For many districts, the process of preparing facilities to reopen is proving to be a learning experience. One that will almost certainly inform their response to similar challenges in the future. By “pressure testing” a system for balancing the needs of students, staff, parents, and all levels of government in a rapidly shifting environment, districts have developed insights and strengthened lines of communication that will be ready to address a wide range of facility and policy challenges long into the future.
Schools in Society
Along with highlighting the digital divide, pandemic school closures have cast a bright light on the critical role that schools play in the everyday lives of students, families, and communities. School closures have reminded society that schools are places where many young people get their most nutritious meal of the day and where some access crucial social services. And witnessing the challenges that working parents face when their children no longer have a safe place to go during the day has given us a dramatic reminder of how important schools are to our country’s economic life.
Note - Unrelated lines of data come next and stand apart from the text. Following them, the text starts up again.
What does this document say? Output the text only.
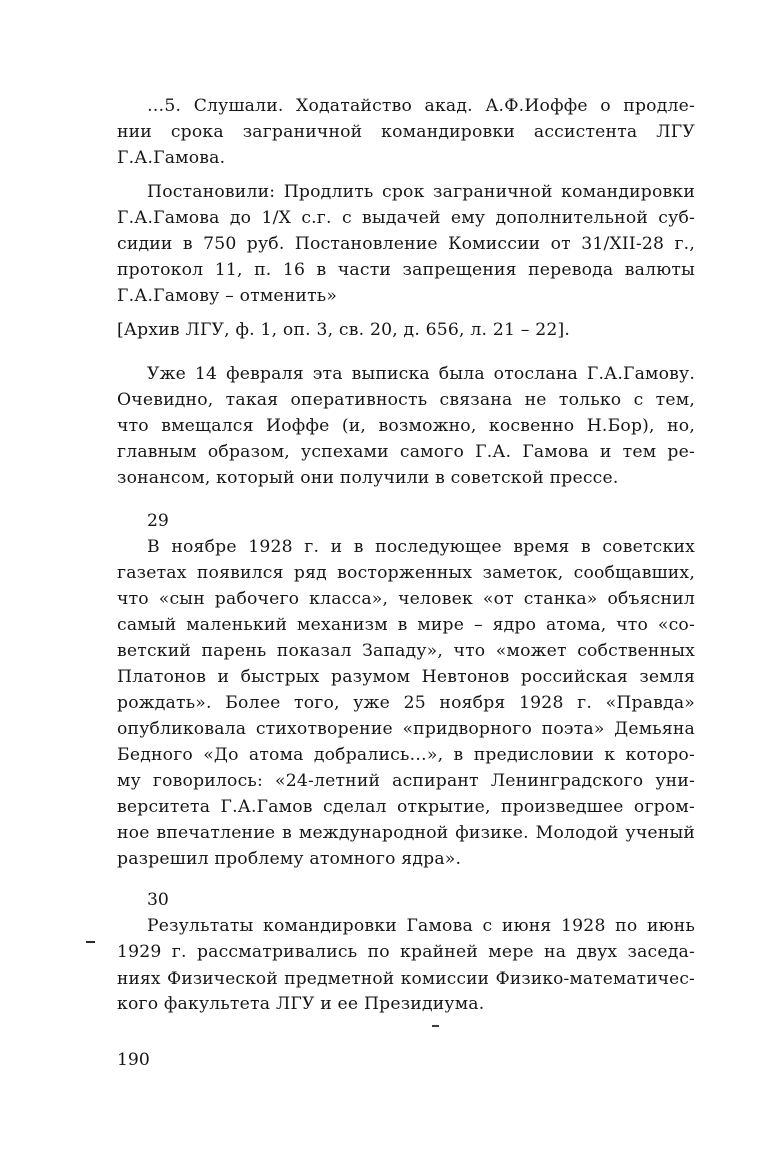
…5. Слушали. Ходатайство акад. А.Ф.Иоффе о продле-
нии срока заграничной командировки ассистента ЛГУ
Г.А.Гамова.
Постановили: Продлить срок заграничной командировки
Г.А.Гамова до 1/X с.г. с выдачей ему дополнительной суб-
сидии в 750 руб. Постановление Комиссии от 31/XII-28 г.,
протокол 11, п. 16 в части запрещения перевода валюты
Г.А.Гамову – отменить»
[Архив ЛГУ, ф. 1, оп. 3, св. 20, д. 656, л. 21 – 22].
Уже 14 февраля эта выписка была отослана Г.А.Гамову.
Очевидно, такая оперативность связана не только с тем,
что вмещался Иоффе (и, возможно, косвенно Н.Бор), но,
главным образом, успехами самого Г.А. Гамова и тем ре-
зонансом, который они получили в советской прессе.
29
В ноябре 1928 г. и в последующее время в советских
газетах появился ряд восторженных заметок, сообщавших,
что «сын рабочего класса», человек «от станка» объяснил
самый маленький механизм в мире – ядро атома, что «со-
ветский парень показал Западу», что «может собственных
Платонов и быстрых разумом Невтонов российская земля
рождать». Более того, уже 25 ноября 1928 г. «Правда»
опубликовала стихотворение «придворного поэта» Демьяна
Бедного «До атома добрались…», в предисловии к которо-
му говорилось: «24-летний аспирант Ленинградского уни-
верситета Г.А.Гамов сделал открытие, произведшее огром-
ное впечатление в международной физике. Молодой ученый
разрешил проблему атомного ядра».
30
Результаты командировки Гамова с июня 1928 по июнь
1929 г. рассматривались по крайней мере на двух заседа-
ниях Физической предметной комиссии Физико-математичес-
кого факультета ЛГУ и ее Президиума.
190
We don’t think it’s too optimistic to hope that some of this will lead to a growing respect for schools as essential institutions. Institutions dedicated to the fundamentals of learning, yes, but also institutions that play a critical role in the physical, mental, and economic health of children and families.
As we write this in October, the situation remains fluid, and we are almost certain to see a few more unexpected twists before COVID-19 is behind us for good. We’re already looking forward, however, to leveraging some of the momentum created by the pandemic response to address some longstanding and elusive goals. And we believe that our responses to the pandemic can help create the next generation of learning environments.